Сдав группу Марио и попрощавшись с итальянским другом «до следующего раза», Юра шмыгнул по крохотной лесенке вниз, но выйти не сразу получилось — в дверях он столкнулся с рыжей путаной по кличке «Лёля без юбки». Та прикатила на зелёном, как её глаза, джипе и припарковалась прямо у «Онегина».
— Где Марио? — прошипела она.
— С группой, где ж ещё! — тихо отпарировал Юра. — Только, слышь, ты меня не видела, ладно?
— А кто с ними завтра?
— Глебушка…
— Какой?
— Спиридонов!
— Хорошо, не видела — так не видела!..
Лёлька метнулась к любовнику на дикой скорости. Будто боялась, что он испарится. Она вообще была спортивная девушка, регулярно дралась с другими путанами у «Прибалтийской». Бедный Марио. Плакали его денежки! Итальянская mamma так и не увидит левую добычу. Лёлька — агентесса невидимой питерской таможни, управляемой подземными силами.
Определив в новый кожаный лопатник дневную выручку — триста баксов и три тысячи рублей, Юра заметал следы. Ура! Не пойман — не вор. Завтра Глеб, его наивный собрат по цеху, взорвётся, узнав, что клиентов уже «обули», но плакаться коллегам вряд ли побежит — сам виноват.
Глава 2 Фильм о дворнике-подвижнике
В девять вечера центр не бывает безлюдным. Юра Лялин, потомок князей Люлиных, вышел из «Онегина», пересёк площадь Искусств и очутился на Невском проспекте. В беспорядочно движущейся толпе. Куда податься? Домой, в коммуналку, пока неохота.
О существовании трёх комнат в питерской коммуналке Юра ни разу не намекнул жене-москвичке. И хорошо сделал! Теперь, после развода, было где голову приклонить.

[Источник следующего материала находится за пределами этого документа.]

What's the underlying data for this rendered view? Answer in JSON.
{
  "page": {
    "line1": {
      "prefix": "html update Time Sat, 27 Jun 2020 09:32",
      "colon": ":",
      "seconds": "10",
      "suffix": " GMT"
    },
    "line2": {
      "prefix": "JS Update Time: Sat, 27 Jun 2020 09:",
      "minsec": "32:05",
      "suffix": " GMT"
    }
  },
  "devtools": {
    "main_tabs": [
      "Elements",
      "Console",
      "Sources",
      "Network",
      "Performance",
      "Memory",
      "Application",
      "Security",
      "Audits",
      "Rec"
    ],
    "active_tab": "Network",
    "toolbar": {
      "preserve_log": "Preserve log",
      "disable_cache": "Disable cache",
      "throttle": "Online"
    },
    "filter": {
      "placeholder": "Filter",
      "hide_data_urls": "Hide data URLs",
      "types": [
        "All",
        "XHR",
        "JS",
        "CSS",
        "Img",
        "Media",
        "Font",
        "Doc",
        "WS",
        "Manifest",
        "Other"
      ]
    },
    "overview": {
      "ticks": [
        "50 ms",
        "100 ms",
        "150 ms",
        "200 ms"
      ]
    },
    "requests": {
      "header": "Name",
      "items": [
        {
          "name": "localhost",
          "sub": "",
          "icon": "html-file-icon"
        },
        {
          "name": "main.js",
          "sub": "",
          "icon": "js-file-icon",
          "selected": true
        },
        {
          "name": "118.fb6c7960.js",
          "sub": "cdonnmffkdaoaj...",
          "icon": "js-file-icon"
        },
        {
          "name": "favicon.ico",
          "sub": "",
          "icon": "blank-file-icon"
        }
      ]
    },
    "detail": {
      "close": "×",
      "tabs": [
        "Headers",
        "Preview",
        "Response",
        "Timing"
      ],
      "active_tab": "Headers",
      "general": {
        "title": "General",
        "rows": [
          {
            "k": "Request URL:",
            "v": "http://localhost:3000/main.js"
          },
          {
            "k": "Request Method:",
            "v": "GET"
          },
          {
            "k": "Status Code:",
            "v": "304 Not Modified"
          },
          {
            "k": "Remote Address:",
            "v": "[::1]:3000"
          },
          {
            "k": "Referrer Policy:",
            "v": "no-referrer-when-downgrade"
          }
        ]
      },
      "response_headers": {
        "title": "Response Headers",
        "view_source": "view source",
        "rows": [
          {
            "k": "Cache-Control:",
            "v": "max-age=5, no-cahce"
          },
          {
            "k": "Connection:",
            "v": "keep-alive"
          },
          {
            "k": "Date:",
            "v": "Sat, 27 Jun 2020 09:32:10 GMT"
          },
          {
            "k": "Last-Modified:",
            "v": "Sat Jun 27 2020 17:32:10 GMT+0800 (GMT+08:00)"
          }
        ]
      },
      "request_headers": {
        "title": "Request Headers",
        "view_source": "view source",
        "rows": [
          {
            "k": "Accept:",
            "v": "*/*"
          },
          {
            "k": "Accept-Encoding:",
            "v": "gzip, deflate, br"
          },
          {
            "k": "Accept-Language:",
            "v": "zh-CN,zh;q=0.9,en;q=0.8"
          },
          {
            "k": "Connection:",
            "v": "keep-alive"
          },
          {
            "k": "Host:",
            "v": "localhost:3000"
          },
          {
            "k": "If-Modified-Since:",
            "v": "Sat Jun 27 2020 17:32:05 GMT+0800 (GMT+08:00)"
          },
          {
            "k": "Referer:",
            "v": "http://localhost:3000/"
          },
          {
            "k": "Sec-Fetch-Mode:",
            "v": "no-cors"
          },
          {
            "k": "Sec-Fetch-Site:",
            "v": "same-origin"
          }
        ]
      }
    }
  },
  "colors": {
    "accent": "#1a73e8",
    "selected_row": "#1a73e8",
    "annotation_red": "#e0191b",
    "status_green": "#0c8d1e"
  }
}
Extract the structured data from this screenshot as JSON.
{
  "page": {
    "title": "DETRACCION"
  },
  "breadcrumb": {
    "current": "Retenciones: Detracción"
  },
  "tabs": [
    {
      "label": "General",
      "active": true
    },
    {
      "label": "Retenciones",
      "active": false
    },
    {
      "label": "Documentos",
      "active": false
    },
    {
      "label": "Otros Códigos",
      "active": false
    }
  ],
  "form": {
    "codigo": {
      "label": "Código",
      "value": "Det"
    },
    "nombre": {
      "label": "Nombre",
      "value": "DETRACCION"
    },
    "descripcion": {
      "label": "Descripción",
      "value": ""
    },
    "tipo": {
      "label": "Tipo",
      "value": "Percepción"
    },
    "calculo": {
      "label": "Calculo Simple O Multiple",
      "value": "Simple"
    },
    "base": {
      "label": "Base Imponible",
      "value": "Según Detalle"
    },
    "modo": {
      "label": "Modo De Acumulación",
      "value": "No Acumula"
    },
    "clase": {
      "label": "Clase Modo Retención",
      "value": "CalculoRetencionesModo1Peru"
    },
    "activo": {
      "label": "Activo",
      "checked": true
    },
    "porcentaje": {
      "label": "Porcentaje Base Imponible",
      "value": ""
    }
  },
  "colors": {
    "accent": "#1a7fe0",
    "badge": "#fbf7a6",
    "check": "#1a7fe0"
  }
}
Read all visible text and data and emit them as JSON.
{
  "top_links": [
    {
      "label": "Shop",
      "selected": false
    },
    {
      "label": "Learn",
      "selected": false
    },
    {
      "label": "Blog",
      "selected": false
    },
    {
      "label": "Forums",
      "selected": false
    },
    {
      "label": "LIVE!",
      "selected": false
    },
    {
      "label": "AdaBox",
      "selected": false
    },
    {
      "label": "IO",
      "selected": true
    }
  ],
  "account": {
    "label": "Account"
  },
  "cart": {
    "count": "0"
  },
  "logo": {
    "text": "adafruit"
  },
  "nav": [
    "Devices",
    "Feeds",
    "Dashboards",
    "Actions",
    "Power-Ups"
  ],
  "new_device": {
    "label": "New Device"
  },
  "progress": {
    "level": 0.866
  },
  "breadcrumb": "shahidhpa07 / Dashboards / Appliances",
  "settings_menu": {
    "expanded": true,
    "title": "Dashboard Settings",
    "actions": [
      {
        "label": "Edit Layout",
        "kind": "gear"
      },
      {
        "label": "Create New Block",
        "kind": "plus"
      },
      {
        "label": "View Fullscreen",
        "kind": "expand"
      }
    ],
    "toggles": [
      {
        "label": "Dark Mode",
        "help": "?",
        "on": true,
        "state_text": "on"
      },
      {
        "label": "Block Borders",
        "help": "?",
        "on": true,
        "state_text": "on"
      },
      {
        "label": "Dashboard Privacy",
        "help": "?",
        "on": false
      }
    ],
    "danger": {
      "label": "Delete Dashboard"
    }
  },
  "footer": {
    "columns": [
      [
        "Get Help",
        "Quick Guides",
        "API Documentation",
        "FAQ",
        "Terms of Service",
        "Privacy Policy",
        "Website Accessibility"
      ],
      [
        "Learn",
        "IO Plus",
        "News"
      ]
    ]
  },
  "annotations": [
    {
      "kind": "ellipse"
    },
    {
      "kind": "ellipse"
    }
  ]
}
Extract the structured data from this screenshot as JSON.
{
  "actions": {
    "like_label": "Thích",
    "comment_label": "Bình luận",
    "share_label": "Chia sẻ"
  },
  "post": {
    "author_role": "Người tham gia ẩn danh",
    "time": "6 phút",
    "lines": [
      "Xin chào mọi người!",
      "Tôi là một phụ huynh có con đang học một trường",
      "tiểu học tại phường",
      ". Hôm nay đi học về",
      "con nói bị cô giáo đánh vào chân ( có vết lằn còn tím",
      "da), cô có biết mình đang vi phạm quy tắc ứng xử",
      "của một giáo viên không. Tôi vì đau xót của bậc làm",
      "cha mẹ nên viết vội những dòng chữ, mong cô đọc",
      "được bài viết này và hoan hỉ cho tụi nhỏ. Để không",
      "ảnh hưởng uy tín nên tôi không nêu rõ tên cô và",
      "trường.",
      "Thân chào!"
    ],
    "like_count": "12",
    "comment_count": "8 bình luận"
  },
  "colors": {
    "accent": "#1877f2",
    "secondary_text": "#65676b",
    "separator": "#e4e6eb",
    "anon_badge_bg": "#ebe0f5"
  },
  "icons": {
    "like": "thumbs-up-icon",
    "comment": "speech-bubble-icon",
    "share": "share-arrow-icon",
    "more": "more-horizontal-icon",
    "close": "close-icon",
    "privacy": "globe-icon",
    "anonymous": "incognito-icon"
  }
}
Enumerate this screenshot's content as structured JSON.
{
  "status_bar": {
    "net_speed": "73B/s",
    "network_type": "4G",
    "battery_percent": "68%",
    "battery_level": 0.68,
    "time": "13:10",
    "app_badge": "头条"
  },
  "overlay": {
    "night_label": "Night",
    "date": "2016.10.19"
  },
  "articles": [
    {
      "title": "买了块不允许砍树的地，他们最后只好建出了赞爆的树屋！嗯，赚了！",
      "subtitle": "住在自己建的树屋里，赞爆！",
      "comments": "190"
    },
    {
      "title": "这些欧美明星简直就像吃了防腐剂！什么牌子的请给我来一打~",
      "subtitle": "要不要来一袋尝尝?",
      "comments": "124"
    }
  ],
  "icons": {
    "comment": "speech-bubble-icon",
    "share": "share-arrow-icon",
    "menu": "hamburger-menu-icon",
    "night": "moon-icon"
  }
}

Да, в недавнем прошлом князь Люлин был женат на Москве. Неудачно. За удачей пришлось возвращаться в Питер — к Ляле.
Так куда податься, пока ещё не ночь? В кино?
Помчался к кассам, взял билет на последний сеанс. Он собирался в третий раз смотреть один и тот же фильм. Ради получения тайных знаний. О городе своего детства, юности и… любви.
С блокбастером «Питер FM» выходила страшная непонятка: город спрятал все памятники. Зачем? Ни Петропавловки тебе, ни Медного всадника, ни Эрмитажа — даже мельком.
Если убраны все памятники, значит кто-то заставляет нас о них забыть. Забыть о памятниках в Питере невозможно, они ведь на каждом шагу.
По экрану снова побежала девочка в ушанке. Ушанка серенькая, ситцевая, без меха. «Надо Харитонычу на лето посоветовать, чтобы лысину зря не парил», — подумал Юра. Его сосед по коммуналке, беспробудный пьяница, выходил на общую кухню в серой кроличьей ушанке типа «дохлый заяц», в семейных трусах и в китайских кедах на босу ногу.
Сюжет у картины прикольный: некий дворник из числа приезжих, по образованию архитектор, находит чужую мобилку, и у него от этого едет крыша. Даже от загранкомандировки отказывается! Такой сюжет в наше трудное время «конфетка», прямо проникаешься верой в человечество.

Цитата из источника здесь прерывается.